KCB Group (KCB) Q2 2025 earnings summary
Event summary combining transcript, slides, and related documents.
Q2 2025 earnings summary
23 Nov, 2025Executive summary
Net profit rose 8% year-over-year to KShs.32.3B, driven by strong net interest income, cost discipline, and customer-focused initiatives.
Sale of National Bank of Kenya (NBK) to Access Bank completed, with proceeds supporting capital allocation and a special dividend.
Digital transformation advanced, with 99% of transactions via digital channels and launch of a new unified mobile app.
Subsidiaries outside Kenya contributed over 32% of group profit and showed robust asset growth, especially in Rwanda, Uganda, and Burundi.
Strategic focus remains on customer-centricity, digital leadership, sustainability, and financial inclusion.
Financial highlights
Total assets reached KShs.1.97T, a 7% like-for-like growth year-over-year, stable after NBK sale.
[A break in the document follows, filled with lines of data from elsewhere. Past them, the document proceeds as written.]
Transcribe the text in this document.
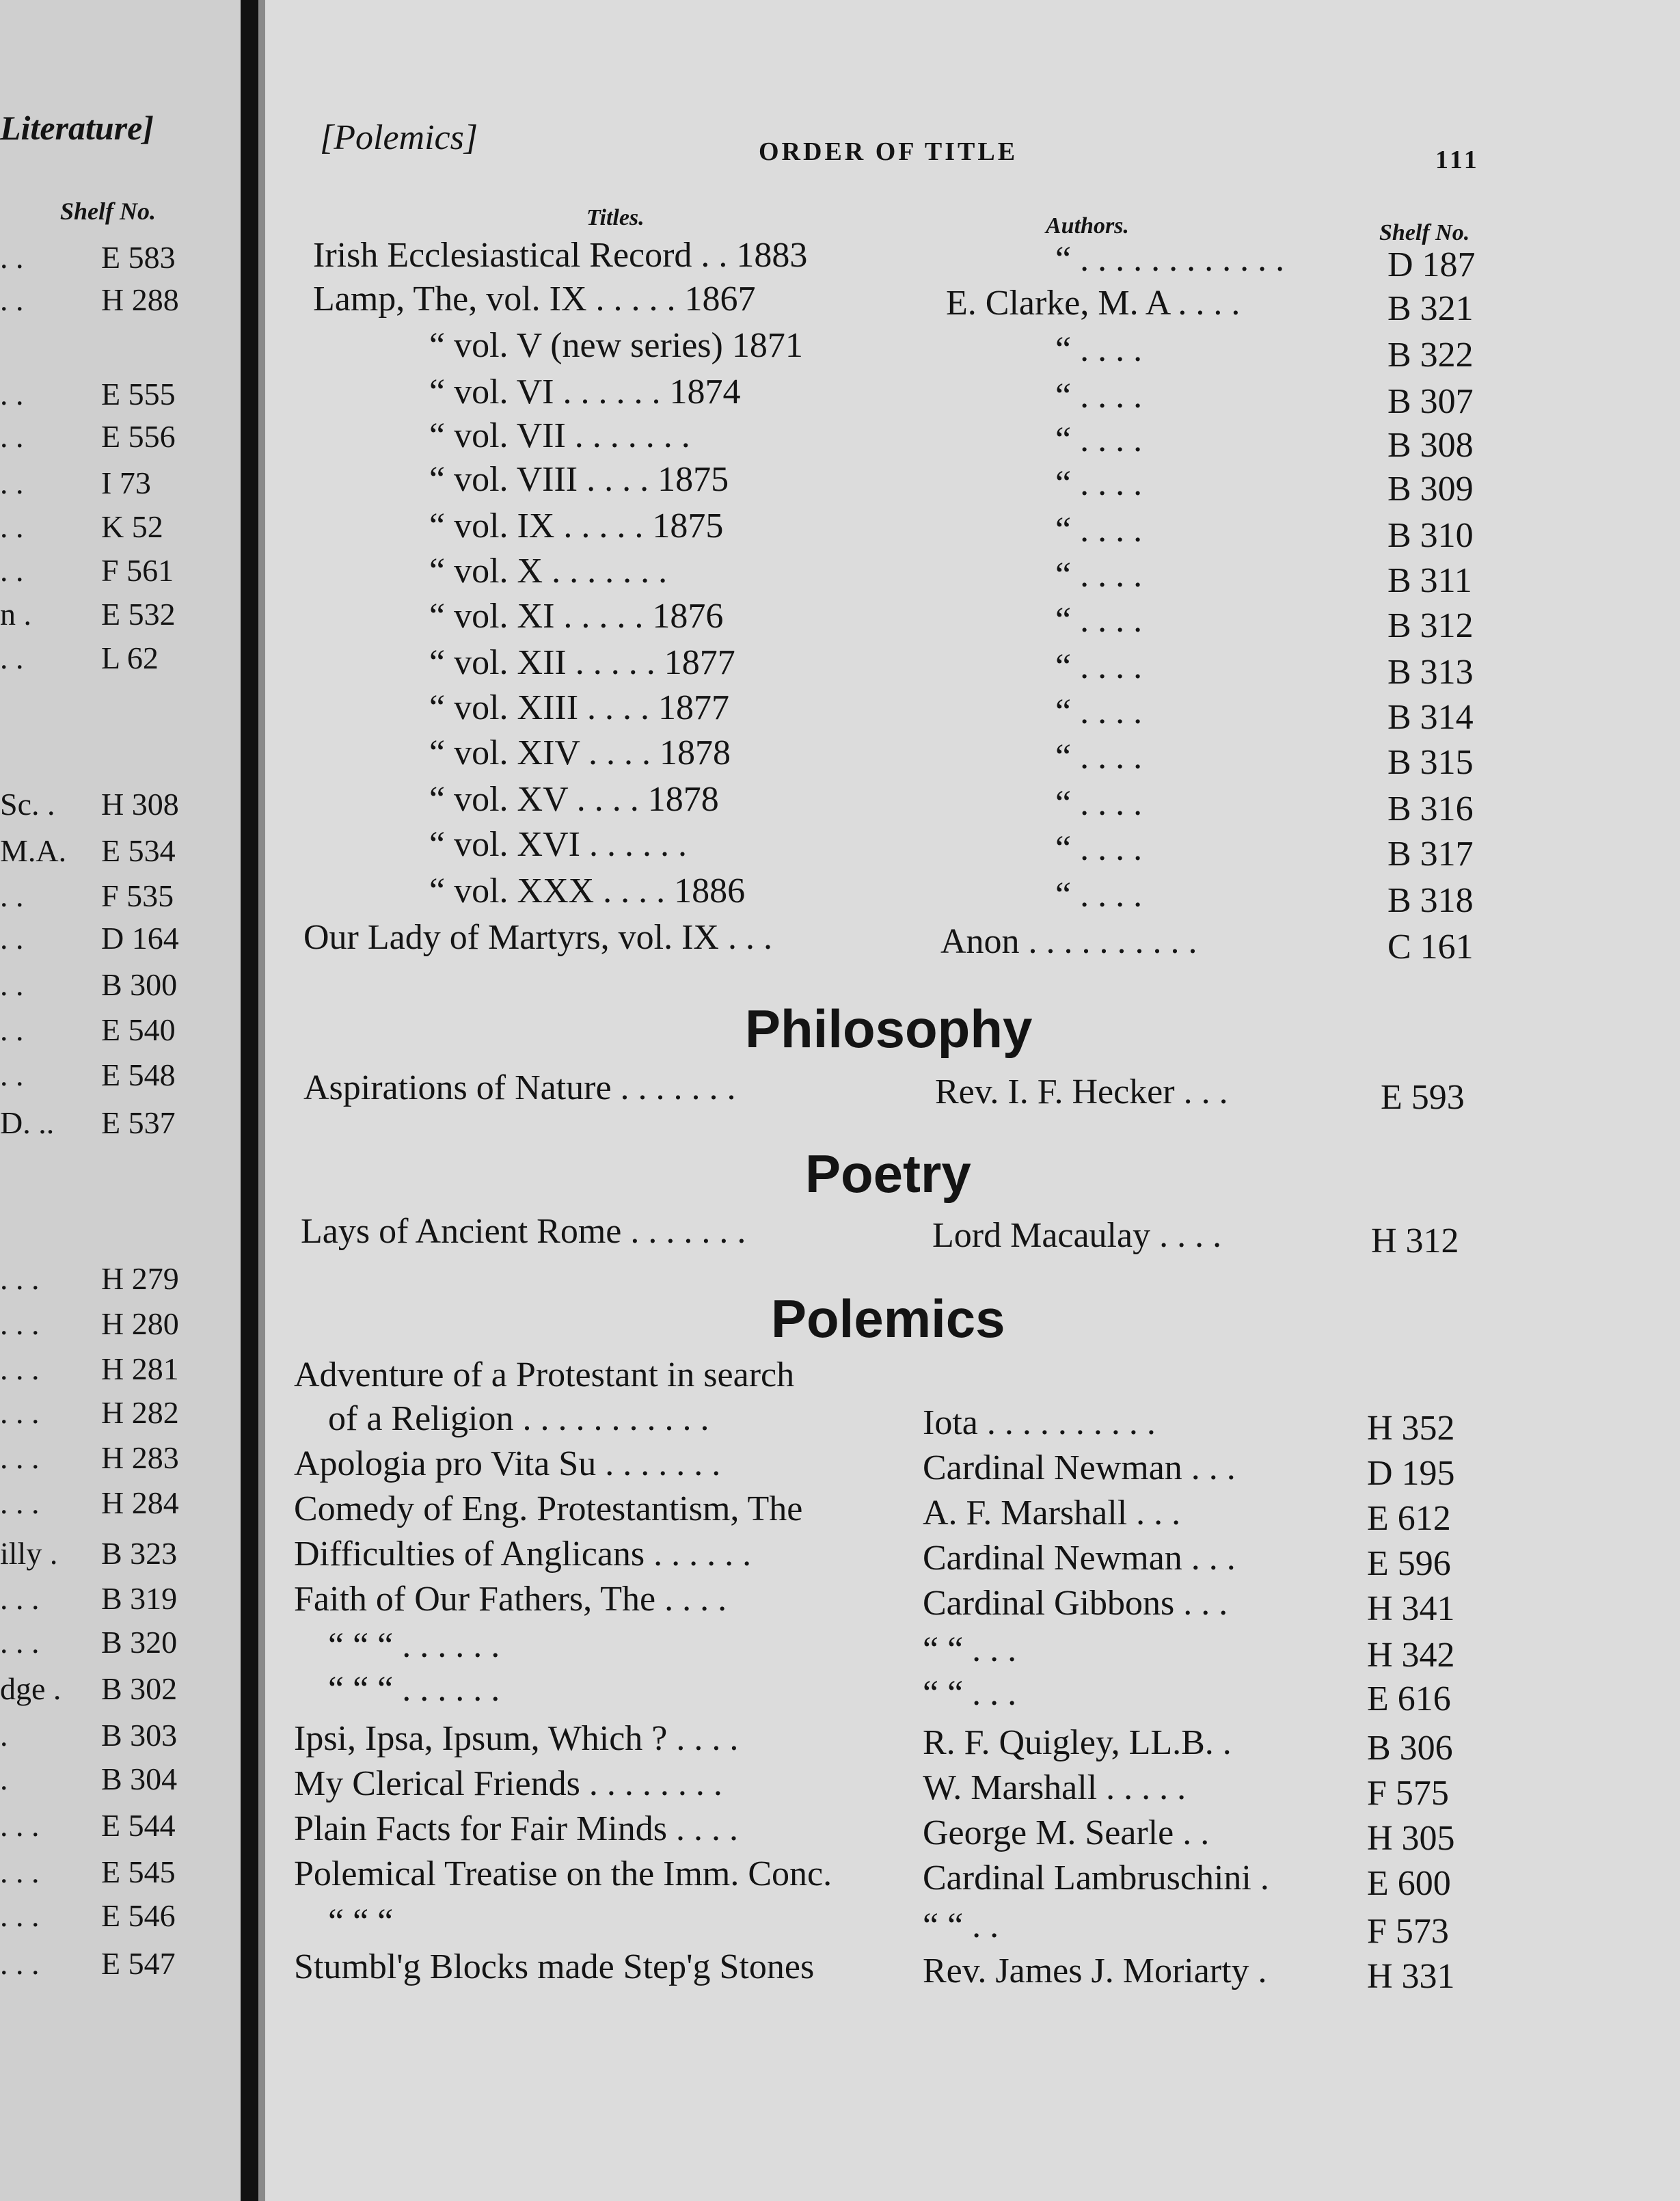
Literature]
Shelf No.
. . E 583
. . H 288
. . E 555
. . E 556
. . I 73
. . K 52
. . F 561
n . E 532
. . L 62
Sc. . H 308
M.A. E 534
. . F 535
. . D 164
. . B 300
. . E 540
. . E 548
D. .. E 537
. . . H 279
. . . H 280
. . . H 281
. . . H 282
. . . H 283
. . . H 284
illy . B 323
. . . B 319
. . . B 320
dge . B 302
.	B 303
.	B 304
. . . E 544
. . . E 545
. . . E 546
. . . E 547
[Polemics]	ORDER OF TITLE	111
Titles.	Authors.	Shelf No.
Irish Ecclesiastical Record . . 1883	“ . . . . . . . . . . . .	D 187
Lamp, The, vol. IX . . . . . 1867	E. Clarke, M. A . . . .	B 321
“ vol. V (new series) 1871	“ . . . .	B 322
“ vol. VI . . . . . . 1874	“ . . . .	B 307
“ vol. VII . . . . . . .	“ . . . .	B 308
“ vol. VIII . . . . 1875	“ . . . .	B 309
“ vol. IX . . . . . 1875	“ . . . .	B 310
“ vol. X . . . . . . .	“ . . . .	B 311
“ vol. XI . . . . . 1876	“ . . . .	B 312
“ vol. XII . . . . . 1877	“ . . . .	B 313
“ vol. XIII . . . . 1877	“ . . . .	B 314
“ vol. XIV . . . . 1878	“ . . . .	B 315
“ vol. XV . . . . 1878	“ . . . .	B 316
“ vol. XVI . . . . . .	“ . . . .	B 317
“ vol. XXX . . . . 1886	“ . . . .	B 318
Our Lady of Martyrs, vol. IX . . .	Anon . . . . . . . . . .	C 161
Philosophy
Aspirations of Nature . . . . . . .	Rev. I. F. Hecker . . .	E 593
Poetry
Lays of Ancient Rome . . . . . . .	Lord Macaulay . . . .	H 312
Polemics
Adventure of a Protestant in search
of a Religion . . . . . . . . . . .	Iota . . . . . . . . . .	H 352
Apologia pro Vita Su . . . . . . .	Cardinal Newman . . .	D 195
Comedy of Eng. Protestantism, The	A. F. Marshall . . .	E 612
Difficulties of Anglicans . . . . . .	Cardinal Newman . . .	E 596
Faith of Our Fathers, The . . . .	Cardinal Gibbons . . .	H 341
“ “ “ . . . . . .	“ “ . . .	H 342
“ “ “ . . . . . .	“ “ . . .	E 616
Ipsi, Ipsa, Ipsum, Which ? . . . .	R. F. Quigley, LL.B. .	B 306
My Clerical Friends . . . . . . . .	W. Marshall . . . . .	F 575
Plain Facts for Fair Minds . . . .	George M. Searle . .	H 305
Polemical Treatise on the Imm. Conc.	Cardinal Lambruschini .	E 600
“ “ “	“ “ . .	F 573
Stumbl'g Blocks made Step'g Stones	Rev. James J. Moriarty .	H 331
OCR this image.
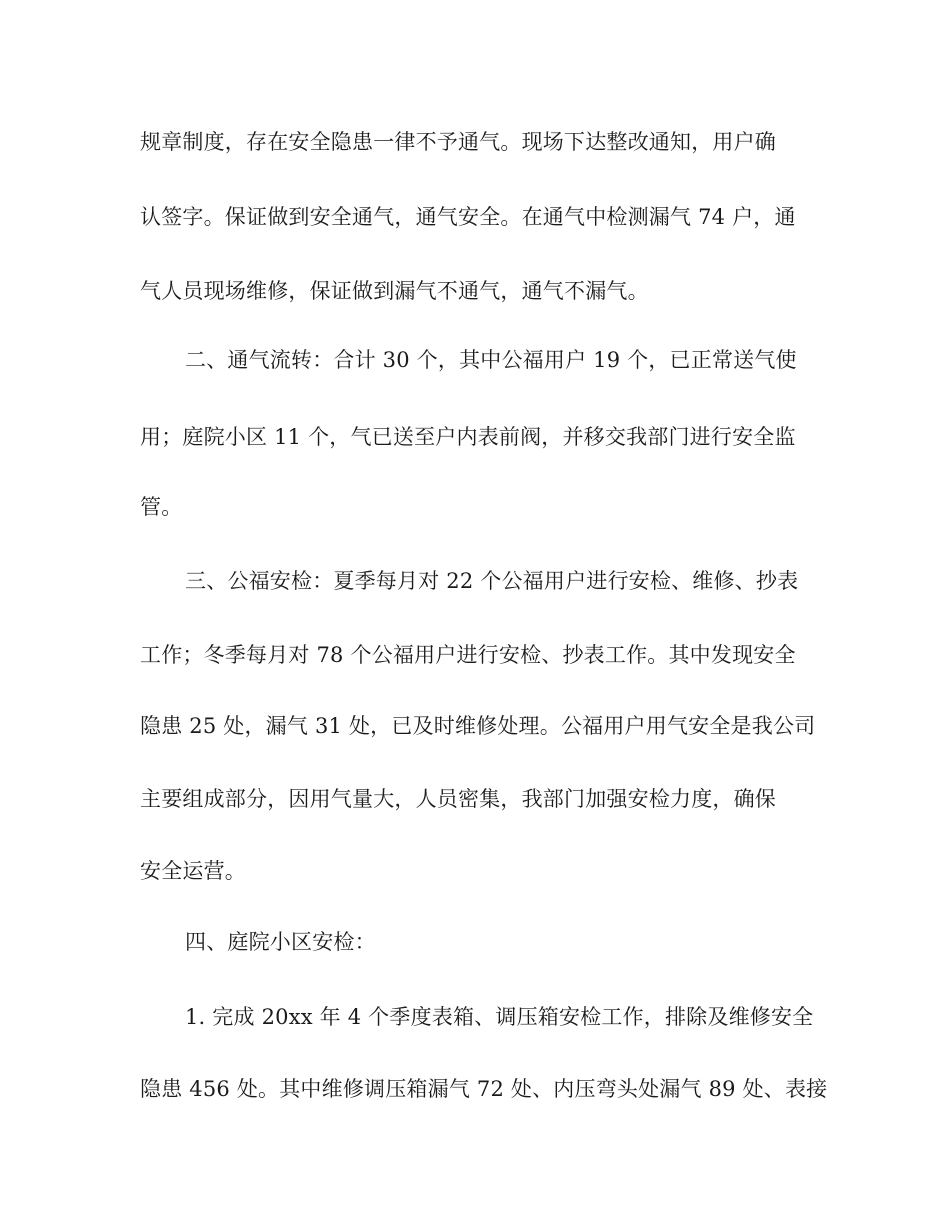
规章制度，存在安全隐患一律不予通气。现场下达整改通知，用户确
认签字。保证做到安全通气，通气安全。在通气中检测漏气 74 户，通
气人员现场维修，保证做到漏气不通气，通气不漏气。
二、通气流转：合计 30 个，其中公福用户 19 个，已正常送气使
用；庭院小区 11 个，气已送至户内表前阀，并移交我部门进行安全监
管。
三、公福安检：夏季每月对 22 个公福用户进行安检、维修、抄表
工作；冬季每月对 78 个公福用户进行安检、抄表工作。其中发现安全
隐患 25 处，漏气 31 处，已及时维修处理。公福用户用气安全是我公司
主要组成部分，因用气量大，人员密集，我部门加强安检力度，确保
安全运营。
四、庭院小区安检：
1. 完成 20xx 年 4 个季度表箱、调压箱安检工作，排除及维修安全
隐患 456 处。其中维修调压箱漏气 72 处、内压弯头处漏气 89 处、表接
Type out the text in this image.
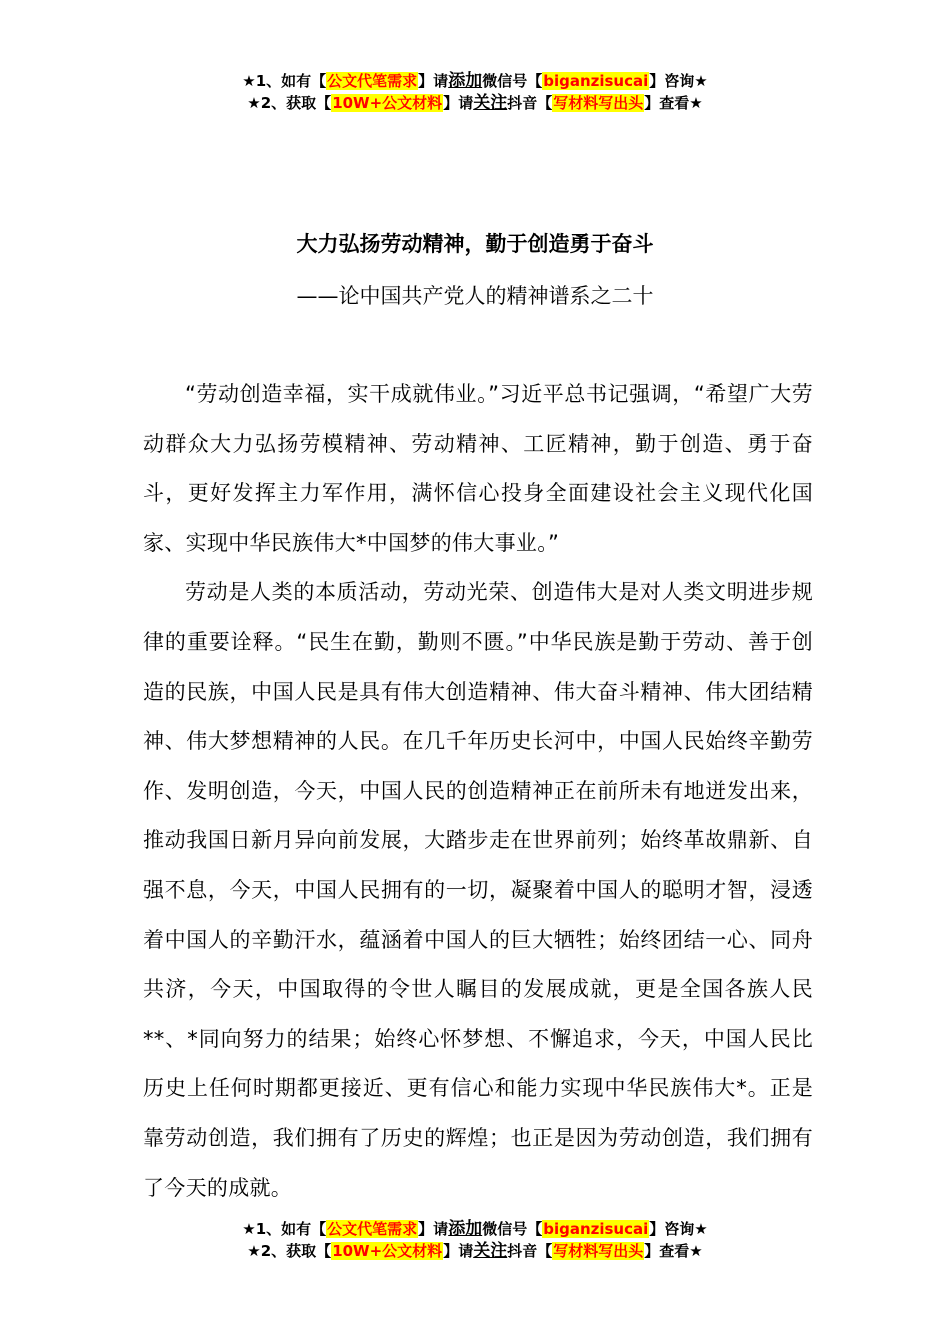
★1、如有【公文代笔需求】请添加微信号【biganzisucai】咨询★
★2、获取【10W+公文材料】请关注抖音【写材料写出头】查看★
大力弘扬劳动精神，勤于创造勇于奋斗
——论中国共产党人的精神谱系之二十

“劳动创造幸福，实干成就伟业。”习近平总书记强调，“希望广大劳动群众大力弘扬劳模精神、劳动精神、工匠精神，勤于创造、勇于奋斗，更好发挥主力军作用，满怀信心投身全面建设社会主义现代化国家、实现中华民族伟大*中国梦的伟大事业。”

劳动是人类的本质活动，劳动光荣、创造伟大是对人类文明进步规律的重要诠释。“民生在勤，勤则不匮。”中华民族是勤于劳动、善于创造的民族，中国人民是具有伟大创造精神、伟大奋斗精神、伟大团结精神、伟大梦想精神的人民。在几千年历史长河中，中国人民始终辛勤劳作、发明创造，今天，中国人民的创造精神正在前所未有地迸发出来，推动我国日新月异向前发展，大踏步走在世界前列；始终革故鼎新、自强不息，今天，中国人民拥有的一切，凝聚着中国人的聪明才智，浸透着中国人的辛勤汗水，蕴涵着中国人的巨大牺牲；始终团结一心、同舟共济，今天，中国取得的令世人瞩目的发展成就，更是全国各族人民**、*同向努力的结果；始终心怀梦想、不懈追求，今天，中国人民比历史上任何时期都更接近、更有信心和能力实现中华民族伟大*。正是靠劳动创造，我们拥有了历史的辉煌；也正是因为劳动创造，我们拥有了今天的成就。

★1、如有【公文代笔需求】请添加微信号【biganzisucai】咨询★
★2、获取【10W+公文材料】请关注抖音【写材料写出头】查看★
Net loans grew 12% like-for-like (2.8% including NBK impact) to KShs.1.18T, with strong growth in energy, industrials, and infrastructure.
Customer deposits at KShs.1.48T, with a 6% like-for-like increase and stable mobilization.
Net earnings rose 8% to KShs.32.3B; total income up 4% to KShs.98.7B; net interest income up 13%.
Cost-to-income ratio improved to 46%, with costs up 2.5% year-over-year.
NPL ratio dropped 60 bps to 18.7%, with NPL stock declining to KShs.221B.
Interim and special dividend of KShs.4 per share, totaling nearly KShs.13B, the largest interim payout in group history.
Outlook and guidance
H2 2025 targets are ambitious, with management urging double efforts to meet stretched goals.
FY 2025 guidance: ROE 22–24%, cost/income ratio 43–45%, NPL ratio 14–16%.
Focus on expanding trade, digital banking, regional integration, and sustainable shareholder returns.
Strategies in place to improve deposit mobilization and further reduce NPLs.
Projected business trajectory supports historic dividend proposals.